JpGU-AGU Joint Meeting 2020

講演情報

[E] ポスター発表

セッション記号 S (固体地球科学) » S-CG 固体地球科学複合領域・一般

[S-CG58] Science of slow earthquakes: Toward unified understandings of whole earthquake process

コンビーナ:井出 哲(東京大学大学院理学系研究科地球惑星科学専攻)、廣瀬 仁(神戸大学都市安全研究センター)、氏家 恒太郎(筑波大学生命環境系)、波多野 恭弘(大阪大学理学研究科)

[SCG58-P01] CMT inversion of offshore earthquakes along the Nankai Trough: Separated distributions of slow and regular earthquakes on the plate boundary

*武村 俊介1奥脇 亮2久保田 達矢3汐見 勝彦3木村 武志3野田 朱美3 (1.東京大学地震研究所、2.筑波大学、3.防災科学技術研究所)

キーワード:南海トラフ、CMT解析、海域の地震、3次元不均質構造

Due to complex three-dimensional (3D) heterogeneous structures, conventional one-dimensional (1D) analysis techniques using onshore seismograms can yield incorrect estimation of earthquake source parameters, especially dip angles and centroid depths of offshore earthquakes. Indeed, detail analysis of 2016 southeast off the Kii Peninsula earthquake revealed that observed seismic and tsunami record could be explained by low-angle thrust faulting on the plate boundary (e.g., Kubota et al., 2018; Takemura et al., 2018; Wallace et al., 2016) but regional 1D moment tensor analysis showed high-angle reverse faulting mechanism.

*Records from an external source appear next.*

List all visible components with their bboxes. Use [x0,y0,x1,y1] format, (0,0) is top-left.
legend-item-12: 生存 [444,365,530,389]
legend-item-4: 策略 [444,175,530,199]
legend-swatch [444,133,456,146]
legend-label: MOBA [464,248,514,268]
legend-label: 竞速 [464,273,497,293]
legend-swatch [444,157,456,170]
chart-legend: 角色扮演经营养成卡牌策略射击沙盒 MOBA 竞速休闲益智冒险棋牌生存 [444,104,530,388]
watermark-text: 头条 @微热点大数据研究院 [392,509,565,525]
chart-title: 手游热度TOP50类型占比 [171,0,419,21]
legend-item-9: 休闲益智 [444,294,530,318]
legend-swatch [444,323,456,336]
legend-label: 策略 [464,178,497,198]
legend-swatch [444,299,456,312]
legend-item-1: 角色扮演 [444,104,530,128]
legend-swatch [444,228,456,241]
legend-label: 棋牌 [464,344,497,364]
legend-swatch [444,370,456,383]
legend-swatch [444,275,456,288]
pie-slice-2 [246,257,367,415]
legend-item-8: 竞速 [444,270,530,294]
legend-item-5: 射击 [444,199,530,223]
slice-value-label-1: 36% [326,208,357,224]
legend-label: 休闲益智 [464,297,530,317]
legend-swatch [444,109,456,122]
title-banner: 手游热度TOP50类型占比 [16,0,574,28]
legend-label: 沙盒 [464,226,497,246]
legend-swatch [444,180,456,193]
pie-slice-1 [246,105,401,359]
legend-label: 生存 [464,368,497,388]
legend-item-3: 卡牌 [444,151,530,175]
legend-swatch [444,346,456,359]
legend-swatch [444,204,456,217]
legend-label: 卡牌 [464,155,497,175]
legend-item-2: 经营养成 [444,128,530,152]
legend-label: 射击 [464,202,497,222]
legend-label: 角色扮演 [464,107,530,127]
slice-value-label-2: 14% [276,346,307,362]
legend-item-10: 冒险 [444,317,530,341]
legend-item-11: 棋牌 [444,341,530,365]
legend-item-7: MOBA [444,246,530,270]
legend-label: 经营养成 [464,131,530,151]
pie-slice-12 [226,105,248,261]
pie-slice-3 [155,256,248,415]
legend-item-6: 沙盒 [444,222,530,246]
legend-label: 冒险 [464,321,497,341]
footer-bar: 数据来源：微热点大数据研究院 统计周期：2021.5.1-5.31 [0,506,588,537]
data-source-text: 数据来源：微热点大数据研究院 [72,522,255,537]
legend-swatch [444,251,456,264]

Combining long-term onshore seismic observations and numerical simulations of seismic wave propagation in a 3D model, we conducted centroid moment tensor (CMT) inversions of earthquakes along the Nankai Trough. Green’s functions for CMT inversions of moderate earthquakes were evaluated via OpenSWPC (Maeda et al., 2017) using the Japan Integrated Velocity Structure Model (Koketsu et al., 2012). We re-analyzed moderate (Mw 4.3-6.5) earthquakes listed in the F-net catalog (Fukuyama et al., 1998; Kubo et al., 2002) that occurred from April 2004 to August 2019. By introducing the 3D structures of the low-velocity accretionary prism and the Philippine Sea Plate, our CMT inversion method provided better constraints of dip angles and centroid depths for offshore earthquakes. These two parameters are important for evaluating earthquake types in subduction zones.

Our 3D CMT catalog of offshore earthquakes and published slow earthquake catalogs (e.g., Kano et al., 2018) along the Nankai Trough depicted spatial distributions of slip behaviors on the plate boundary. The regular and slow interplate earthquakes were separately distributed, with these distributions reflecting the heterogeneous distribution of effective strengths on the plate boundary. By comparing the spatial distribution of seismic slip on the plate boundary with the slip-deficit rate distribution (Noda et al., 2018), regions with strong coupling were identified.

Acknowledgments
We used F-net waveform data and the F-net MT catalog (https://doi.org/10.17598/NIED.0005). Our CMT catalog and CMT results of assumed source grids for each earthquake are available from https://doi.org/10.5281/zenodo.3661116. The FDM simulations of seismic wave propagation were conducted on the computer system of the Earthquake and Volcano Information Center at the Earthquake Research Institute, the University of Tokyo. This study was supported by the Japan Society for the Promotion of Science (JSPS) KAKENHI Grant Numbers 17K14382 and 19H04626.